TEMYİZ EDEN DAVALI … BAKANLIĞI’NIN İDDİALARI : Dava konusu imar planları değerlendirilirken referans alınan 2023 Başkent Ankara Nazım İmar Planının dava konusu planların üst ölçekli planı niteliğinde olmadığı, ayrıca bu planda yer alan plan hükümlerine rağmen Belediyece hazırlanan imar planı değişiklikleri ile havza sisteminde yüksek emsalli yapılaşmalara yer verildiği, alana ilişkin kabul edilen önceki imar planlarının mahkeme kararları ile iptaline karar verildiğinden Gölbaşı Belediye Meclisi’nin 05.06.2014 ve 07.04.2015 tarihli kısmi yapılaşma kararları alınarak dava konusu imar planlarının hazırlandığı, bu planların alana ilişkin ilk plan niteliğinde olduğu, alanda daha önce onaylanan imar planları ile verilmiş imar hakları bulunduğundan bilirkişilerce daha önce yapılaşmamış bir alana göre yapılan değerlendirmelerin yerinde olmadığı, etki ve hizmet alanı göz önüne alındığında planlama alanı yakınında sağlık hizmetlerine yönelik tesislerin yer aldığı, ayrıca sağlık tesisinin düzenleme ortaklık payına değil kamu ortaklık payına konu olduğu, Karayolları Genel Müdürlüğü görüş yazısı ve yazı ekinde bildirilen kamulaştırma sınırlarının dava konusu imar planlarına işlendiği, karayollarının dışındaki 20 metrelik yolun 1998 yılında onaylanan planda da aynı genişlikte olduğu, dolayısıyla bilirkişi raporunda işaret edildiği gibi yolda bir daralma yapılmadığı, Bölge İdare Mahkemesi kararının usul ve yasaya aykırı olduğu ve bozulmasına karar verilmesi gerektiği ileri sürülmüştür.

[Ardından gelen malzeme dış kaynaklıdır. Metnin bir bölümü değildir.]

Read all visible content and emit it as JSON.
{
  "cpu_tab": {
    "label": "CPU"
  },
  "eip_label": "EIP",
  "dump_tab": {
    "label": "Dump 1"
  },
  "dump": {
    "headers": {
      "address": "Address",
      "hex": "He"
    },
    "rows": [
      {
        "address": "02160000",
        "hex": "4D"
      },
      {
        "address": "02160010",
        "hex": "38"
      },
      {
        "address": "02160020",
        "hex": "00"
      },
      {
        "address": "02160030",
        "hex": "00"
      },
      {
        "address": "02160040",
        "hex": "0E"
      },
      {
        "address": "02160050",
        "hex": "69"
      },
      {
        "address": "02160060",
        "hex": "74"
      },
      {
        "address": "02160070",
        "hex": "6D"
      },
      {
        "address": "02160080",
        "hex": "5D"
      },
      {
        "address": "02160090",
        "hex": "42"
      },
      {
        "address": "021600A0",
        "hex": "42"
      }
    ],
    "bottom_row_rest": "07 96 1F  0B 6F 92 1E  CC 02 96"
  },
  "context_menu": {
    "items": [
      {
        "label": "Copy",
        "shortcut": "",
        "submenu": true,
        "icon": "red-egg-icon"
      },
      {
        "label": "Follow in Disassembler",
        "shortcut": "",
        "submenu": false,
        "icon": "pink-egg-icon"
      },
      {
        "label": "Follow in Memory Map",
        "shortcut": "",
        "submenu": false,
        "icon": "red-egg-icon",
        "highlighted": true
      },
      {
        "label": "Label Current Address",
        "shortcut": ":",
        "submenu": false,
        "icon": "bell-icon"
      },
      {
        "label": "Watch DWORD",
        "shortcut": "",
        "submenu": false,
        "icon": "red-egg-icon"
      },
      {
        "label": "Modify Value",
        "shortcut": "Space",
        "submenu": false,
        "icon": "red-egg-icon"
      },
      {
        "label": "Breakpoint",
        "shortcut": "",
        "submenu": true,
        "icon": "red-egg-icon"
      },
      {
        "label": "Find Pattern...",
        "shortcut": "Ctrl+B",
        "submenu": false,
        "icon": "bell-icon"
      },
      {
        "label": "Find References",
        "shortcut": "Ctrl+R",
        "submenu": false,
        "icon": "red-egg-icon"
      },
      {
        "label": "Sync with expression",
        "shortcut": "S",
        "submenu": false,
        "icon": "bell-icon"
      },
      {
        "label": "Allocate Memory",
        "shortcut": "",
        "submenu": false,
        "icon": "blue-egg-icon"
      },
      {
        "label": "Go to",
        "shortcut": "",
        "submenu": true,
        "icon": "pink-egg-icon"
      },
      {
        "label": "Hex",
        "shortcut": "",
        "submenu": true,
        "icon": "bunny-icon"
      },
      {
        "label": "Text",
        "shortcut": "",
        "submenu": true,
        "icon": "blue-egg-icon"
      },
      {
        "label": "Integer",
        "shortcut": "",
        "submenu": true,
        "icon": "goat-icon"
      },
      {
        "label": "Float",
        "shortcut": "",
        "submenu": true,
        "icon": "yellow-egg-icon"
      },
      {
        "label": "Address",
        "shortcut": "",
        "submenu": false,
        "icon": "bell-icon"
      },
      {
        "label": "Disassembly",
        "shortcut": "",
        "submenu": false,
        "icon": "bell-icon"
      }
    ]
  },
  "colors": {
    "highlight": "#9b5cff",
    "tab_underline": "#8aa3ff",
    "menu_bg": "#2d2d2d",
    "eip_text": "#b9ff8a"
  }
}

TEMYİZ EDEN DAVALI … BELEDİYE BAŞKANLIĞI’NIN İDDİALARI : Davanın süresinde açılmadığı, Belediye Meclisi tarafından alınan kısmi yapılaşma kararının Kıyı Kanununun Uygulanmasına Dair Yönetmelikte belirtilen hususlar ile 17.05.1991 ve 18.10.1991 tarihinde onaylanan planlar doğrultusunda ve 1991 yılı ortofotosuna göre planlama alanının yüzde ellisinden fazlasının yapılaştığının tespit edilmesi üzerine alındığı, plan bütününde kısmi yapılaşma kararı alındığından imar planlarındaki sahil şeridine uyularak işlemlere devam edildiği, bölgenin 1990 yılında alınan Bakanlar Kurulu kararı ile ”Gölbaşı İlçesi Özel Çevre Koruma Bölgesi” olarak ilan edildiği, bu tarihten önce kabul edilen ve bölgeye ait ilk plan olan 1985 yılı imar planının kıstas alınmasının doğru bir yaklaşım olmadığı, dava konusu imar planlarının mahkemece iptaline karar verilen yedinci planlar olduğu, kıyaslamanın herhangi bir yargı kararı ile iptal edilmemiş olan 1998 yılı imar planına göre yapılmasının daha uygun olacağı, önceki 1/5000 ölçekli nazım imar planı ile dava konusu nazım imar planı arasında nüfus farkı bulunmadığı, nüfus farkının 1998 yılında onaylanan plan ile 2006 yılında onaylanan plan arasında olduğu, 2006 yılında onaylanan planın yürürlükte olduğu tarihlerde bu planda verilen yapılaşma hakkı kapsamında konut alanlarında dört katlı yapılaşmanın büyük ölçüde tamamlandığı, bu nedenle yeni planda mevcut durum dikkate alınarak konut alanı kat sayısının üç kattan dört kata çıkarıldığı, planlama nüfusuna hizmet edecek ilave sosyal donatı ve teknik altyapı alanlarının planın kendi kurgusu içerisinde mevzuata uygun şekilde ayrıldığı, kısmi yapılaşma kararının ada bazında yeterli bilgi ve belgeye dayanılarak verildiği, kaldı ki bu kararın ayrı bir idari işlem olduğu ve dava konusu yapılmadığı, Bölge İdare Mahkemesi kararının usul ve yasaya aykırı olduğu ve bozulmasına karar verilmesi gerektiği ileri sürülmüştür.

SAVUNMANIN ÖZETİ : Temyiz edilen kararda bozma nedenlerinden hiçbirisi bulunmadığından, usul ve kanuna uygun olan kararın onanması gerektiği savunulmaktadır.

DANIŞTAY TETKİK HAKİMİ …’NİN DÜŞÜNCESİ : Temyiz isteminin reddi ile usul ve yasaya uygun olan Bölge İdare Mahkemesi İdari Dava Dairesi kararının onanması gerektiği düşünülmektedir.

TÜRK MİLLETİ ADINA
Karar veren Danıştay Altıncı Dairesince Tetkik Hakiminin açıklamaları dinlendikten ve dosyadaki belgeler incelendikten sonra işin gereği görüşüldü:
Bölge İdare Mahkemesi İdari Dava Dairelerince verilen kararların temyiz yolu ile incelenerek bozulabilmeleri 2577 sayılı İdari Yargılama Usulü Kanununun 49. maddesinde belirtilen nedenlerden birinin bulunması halinde mümkündür.
… Bölge İdare Mahkemesi … İdari Dava Dairesince verilen … tarih ve E:…, K:… sayılı karar ve dayandığı gerekçe hukuk ve usule uygun olup bozulmasını gerektirecek bir sebep bulunmadığından, anılan kararın ONANMASINA, 2577 sayılı İdari Yargılama Usulü Kanununun 50. maddesi uyarınca, bu onama kararının taraflara tebliğini ve bir örneğinin de belirtilen İdari Dava Dairesine gönderilmesini teminen dosyanın kararı veren ilk derece Mahkemesine gönderilmesine 08/03/2023 tarihinde oybirliğiyle kesin olarak karar verildi.